Harare - The ongoing economic and political uncertainty has not deterred the inflow of foreign direct investment (FDI) into South Africa, according to the latest World Investment Report released on Wednesday by the United Nations Commission for Trade and Development.
In 2016, South Africa got $2.3bn worth of FDIs, up 31% from 2015’s record low.
“South Africa, the economic powerhouse of the continent, continued to underperform, with FDI at a paltry $2.3bn, up 31% from 2015’s record low, but still well below its past average”, the report says.
Outward investment from Africa remained steady at $18bn in 2016, with higher outflows from Angola offsetting declines in FDI from Nigeria and South Africa.
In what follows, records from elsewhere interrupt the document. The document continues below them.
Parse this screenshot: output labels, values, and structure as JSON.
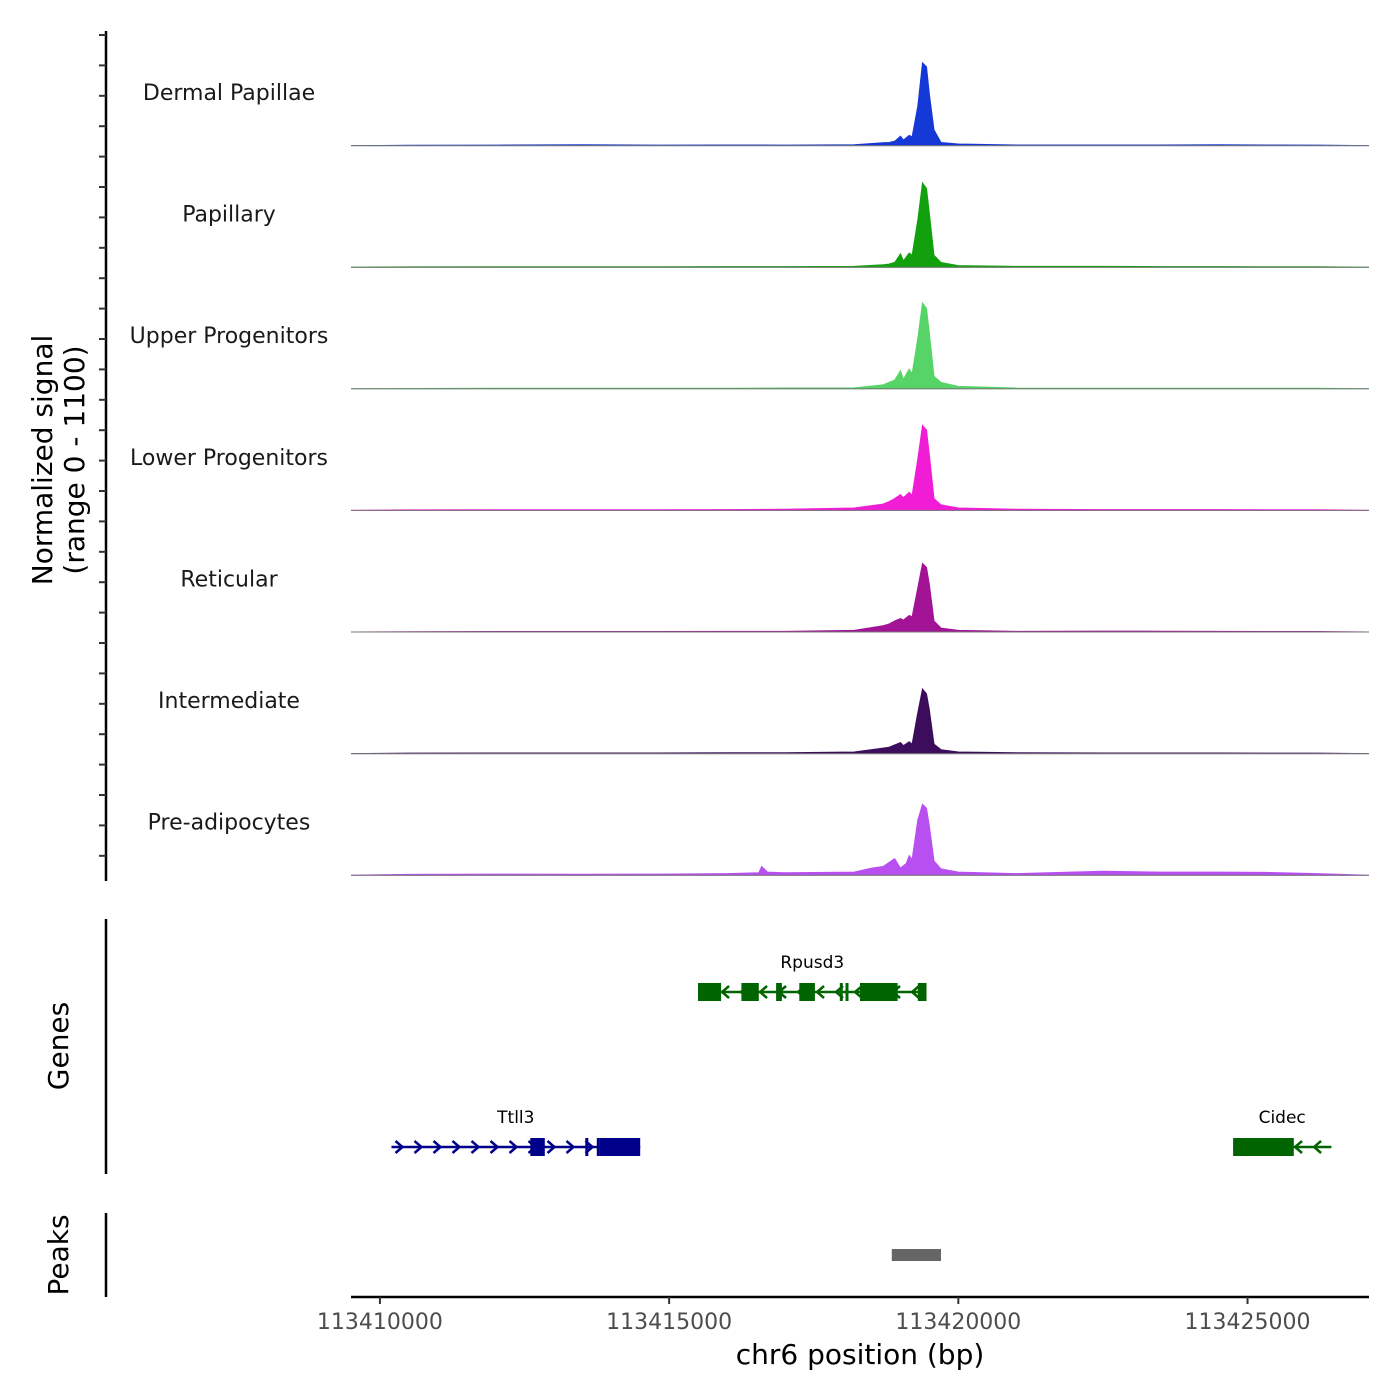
{
  "chart_data": {
    "type": "area",
    "title": "",
    "chromosome": "chr6",
    "xlabel": "chr6 position (bp)",
    "xlim": [
      113409500,
      113427100
    ],
    "x_ticks": [
      113410000,
      113415000,
      113420000,
      113425000
    ],
    "x_tick_labels": [
      "113410000",
      "113415000",
      "113420000",
      "113425000"
    ],
    "ylabel_line1": "Normalized signal",
    "ylabel_line2": "(range 0 - 1100)",
    "ylim": [
      0,
      1100
    ],
    "series": [
      {
        "name": "Dermal Papillae",
        "color": "#1539d6",
        "x": [
          113410500,
          113412000,
          113413500,
          113414800,
          113416000,
          113417000,
          113418200,
          113418700,
          113418800,
          113418900,
          113419000,
          113419050,
          113419150,
          113419200,
          113419300,
          113419380,
          113419450,
          113419500,
          113419580,
          113419700,
          113420000,
          113421000,
          113422500,
          113423500,
          113424500,
          113425300,
          113426200
        ],
        "y": [
          4,
          6,
          12,
          6,
          8,
          6,
          10,
          35,
          40,
          55,
          120,
          70,
          130,
          110,
          500,
          1050,
          1000,
          650,
          200,
          40,
          20,
          8,
          8,
          8,
          10,
          8,
          6
        ]
      },
      {
        "name": "Papillary",
        "color": "#12a00f",
        "x": [
          113410500,
          113412000,
          113413500,
          113414800,
          113416000,
          113417000,
          113418200,
          113418700,
          113418800,
          113418900,
          113419000,
          113419050,
          113419150,
          113419200,
          113419300,
          113419380,
          113419450,
          113419500,
          113419580,
          113419700,
          113420000,
          113421000,
          113422500,
          113423500,
          113424500,
          113425300,
          113426200
        ],
        "y": [
          4,
          6,
          6,
          6,
          8,
          8,
          10,
          30,
          40,
          60,
          170,
          80,
          180,
          150,
          600,
          1070,
          1000,
          680,
          150,
          60,
          20,
          10,
          10,
          8,
          8,
          6,
          6
        ]
      },
      {
        "name": "Upper Progenitors",
        "color": "#57d468",
        "x": [
          113410500,
          113412000,
          113413500,
          113414800,
          113416000,
          113417000,
          113418200,
          113418700,
          113418800,
          113418900,
          113419000,
          113419050,
          113419150,
          113419200,
          113419300,
          113419380,
          113419450,
          113419500,
          113419580,
          113419700,
          113420000,
          113421000,
          113422500,
          113423500,
          113424500,
          113425300,
          113426200
        ],
        "y": [
          4,
          6,
          6,
          6,
          8,
          10,
          12,
          50,
          80,
          110,
          230,
          120,
          250,
          190,
          640,
          1090,
          1020,
          700,
          160,
          80,
          30,
          10,
          8,
          8,
          8,
          6,
          6
        ]
      },
      {
        "name": "Lower Progenitors",
        "color": "#f01cd6",
        "x": [
          113410500,
          113412000,
          113413500,
          113414800,
          113416000,
          113417000,
          113418200,
          113418700,
          113418800,
          113418900,
          113419000,
          113419050,
          113419150,
          113419200,
          113419300,
          113419380,
          113419450,
          113419500,
          113419580,
          113419700,
          113420000,
          113421000,
          113422500,
          113423500,
          113424500,
          113425300,
          113426200
        ],
        "y": [
          6,
          8,
          8,
          8,
          10,
          14,
          30,
          80,
          110,
          150,
          200,
          160,
          230,
          190,
          650,
          1080,
          1020,
          700,
          150,
          70,
          30,
          14,
          10,
          10,
          10,
          8,
          8
        ]
      },
      {
        "name": "Reticular",
        "color": "#a31396",
        "x": [
          113410500,
          113412000,
          113413500,
          113414800,
          113416000,
          113417000,
          113418200,
          113418700,
          113418800,
          113418900,
          113419000,
          113419050,
          113419150,
          113419200,
          113419300,
          113419380,
          113419450,
          113419500,
          113419580,
          113419700,
          113420000,
          113421000,
          113422500,
          113423500,
          113424500,
          113425300,
          113426200
        ],
        "y": [
          4,
          6,
          6,
          6,
          8,
          8,
          20,
          80,
          100,
          140,
          170,
          150,
          210,
          190,
          560,
          870,
          820,
          600,
          140,
          50,
          20,
          8,
          12,
          10,
          8,
          6,
          6
        ]
      },
      {
        "name": "Intermediate",
        "color": "#3b0d5c",
        "x": [
          113410500,
          113412000,
          113413500,
          113414800,
          113416000,
          113417000,
          113418200,
          113418700,
          113418800,
          113418900,
          113419000,
          113419050,
          113419150,
          113419200,
          113419300,
          113419380,
          113419450,
          113419500,
          113419580,
          113419700,
          113420000,
          113421000,
          113422500,
          113423500,
          113424500,
          113425300,
          113426200
        ],
        "y": [
          6,
          8,
          8,
          8,
          10,
          10,
          20,
          70,
          80,
          110,
          140,
          100,
          150,
          120,
          520,
          820,
          760,
          550,
          120,
          50,
          20,
          10,
          8,
          8,
          8,
          6,
          6
        ]
      },
      {
        "name": "Pre-adipocytes",
        "color": "#b84ff0",
        "x": [
          113410500,
          113412000,
          113413500,
          113414800,
          113416000,
          113416550,
          113416600,
          113416700,
          113417000,
          113418200,
          113418500,
          113418700,
          113418900,
          113419000,
          113419100,
          113419150,
          113419200,
          113419300,
          113419380,
          113419450,
          113419500,
          113419580,
          113419700,
          113420000,
          113421000,
          113422500,
          113423500,
          113424500,
          113425300,
          113426200
        ],
        "y": [
          10,
          14,
          12,
          14,
          20,
          30,
          110,
          40,
          30,
          40,
          90,
          110,
          210,
          90,
          150,
          250,
          200,
          700,
          900,
          850,
          620,
          180,
          80,
          40,
          20,
          50,
          40,
          40,
          35,
          20
        ]
      }
    ],
    "gene_track_label": "Genes",
    "genes": [
      {
        "name": "Rpusd3",
        "strand": "-",
        "color": "#006400",
        "row": 1,
        "start": 113415500,
        "end": 113419450,
        "exons": [
          [
            113415500,
            113415900
          ],
          [
            113416250,
            113416550
          ],
          [
            113416850,
            113416950
          ],
          [
            113417250,
            113417520
          ],
          [
            113417950,
            113418000
          ],
          [
            113418050,
            113418100
          ],
          [
            113418300,
            113418750
          ],
          [
            113418750,
            113418950
          ],
          [
            113419300,
            113419450
          ]
        ]
      },
      {
        "name": "Ttll3",
        "strand": "+",
        "color": "#00008b",
        "row": 2,
        "start": 113410200,
        "end": 113414500,
        "exons": [
          [
            113412600,
            113412850
          ],
          [
            113413550,
            113413600
          ],
          [
            113413750,
            113413800
          ],
          [
            113413800,
            113414500
          ]
        ]
      },
      {
        "name": "Cidec",
        "strand": "-",
        "color": "#006400",
        "row": 2,
        "start": 113424750,
        "end": 113426450,
        "exons": [
          [
            113424750,
            113425800
          ]
        ]
      }
    ],
    "peak_track_label": "Peaks",
    "peaks": [
      {
        "start": 113418850,
        "end": 113419700,
        "color": "#666666"
      }
    ]
  }
}
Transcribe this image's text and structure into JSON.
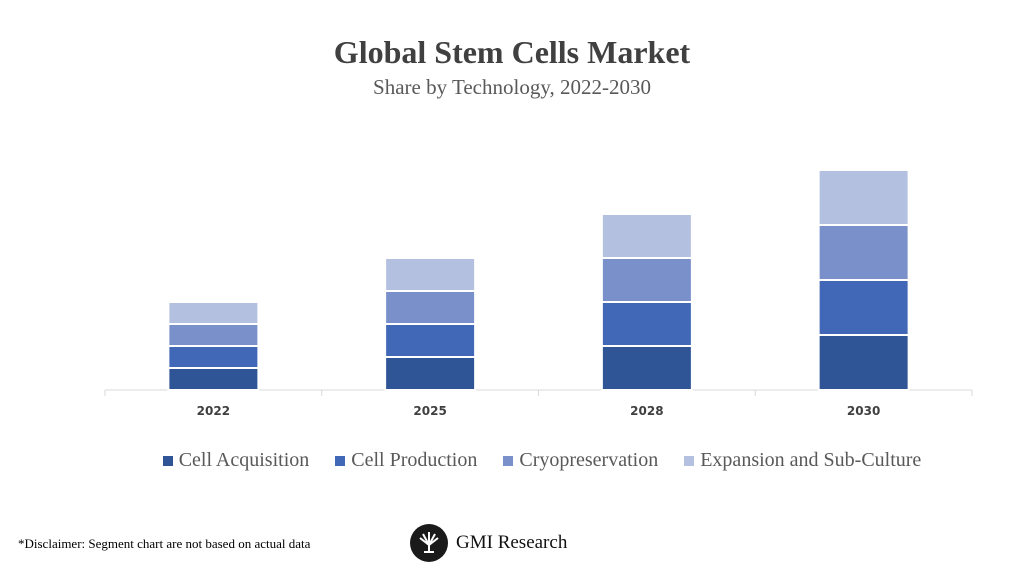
{
  "chart_data": {
    "type": "bar",
    "stacked": true,
    "title": "Global Stem Cells Market",
    "subtitle": "Share by Technology, 2022-2030",
    "categories": [
      "2022",
      "2025",
      "2028",
      "2030"
    ],
    "series": [
      {
        "name": "Cell Acquisition",
        "color": "#2F5597",
        "values": [
          2,
          3,
          4,
          5
        ]
      },
      {
        "name": "Cell Production",
        "color": "#4068B6",
        "values": [
          2,
          3,
          4,
          5
        ]
      },
      {
        "name": "Cryopreservation",
        "color": "#7A90CB",
        "values": [
          2,
          3,
          4,
          5
        ]
      },
      {
        "name": "Expansion and Sub-Culture",
        "color": "#B4C0E0",
        "values": [
          2,
          3,
          4,
          5
        ]
      }
    ],
    "y_axis_shown": false,
    "grid": false,
    "legend": "bottom"
  },
  "footer": {
    "disclaimer": "*Disclaimer:  Segment chart are not based on actual data",
    "brand": "GMI Research"
  }
}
FDI from SA slowed by 41% in 2016 to $3.4bn, down from a high of $5.7bn in 2015.
“The reduced investments from South Africa, the DRC, Ghana and Nigeria, in that order, were offset by the rise of outflows from Angola, the region's largest investor.”
Intra-African FDI remained prominent in 2016, driven by South African and Moroccan firms. South Africa's Sanlam purchased a 30% stake in Morocco's Saham Finances for $375m.
Overall, in Southern Africa, FDI inflows fell by 18% to $21.2bn, as flows declined in eight of the ten countries in the sub-region. In Angola, FDI flows declined by 11% to $14.4bn as reinvested earnings shrank.
Botswana also recorded a significant drop, from $679m in 2015 to $10m last year. Mozambique recorded FDI inflows of $3.09bn and Zambia $469m. Zimbabwe’s investment inflows declined in 2016 to $319m compared to $421m in the prior year.
Meanwhile, FDI flows to Africa are likely to increase moderately in 2017 on the back of modest oil price rises and a potential increase in non-oil FDI.
Global FDI is expected to rise by 5%, to almost $1.8trn in 2017, after retreating by 2% to $1.75trn last year.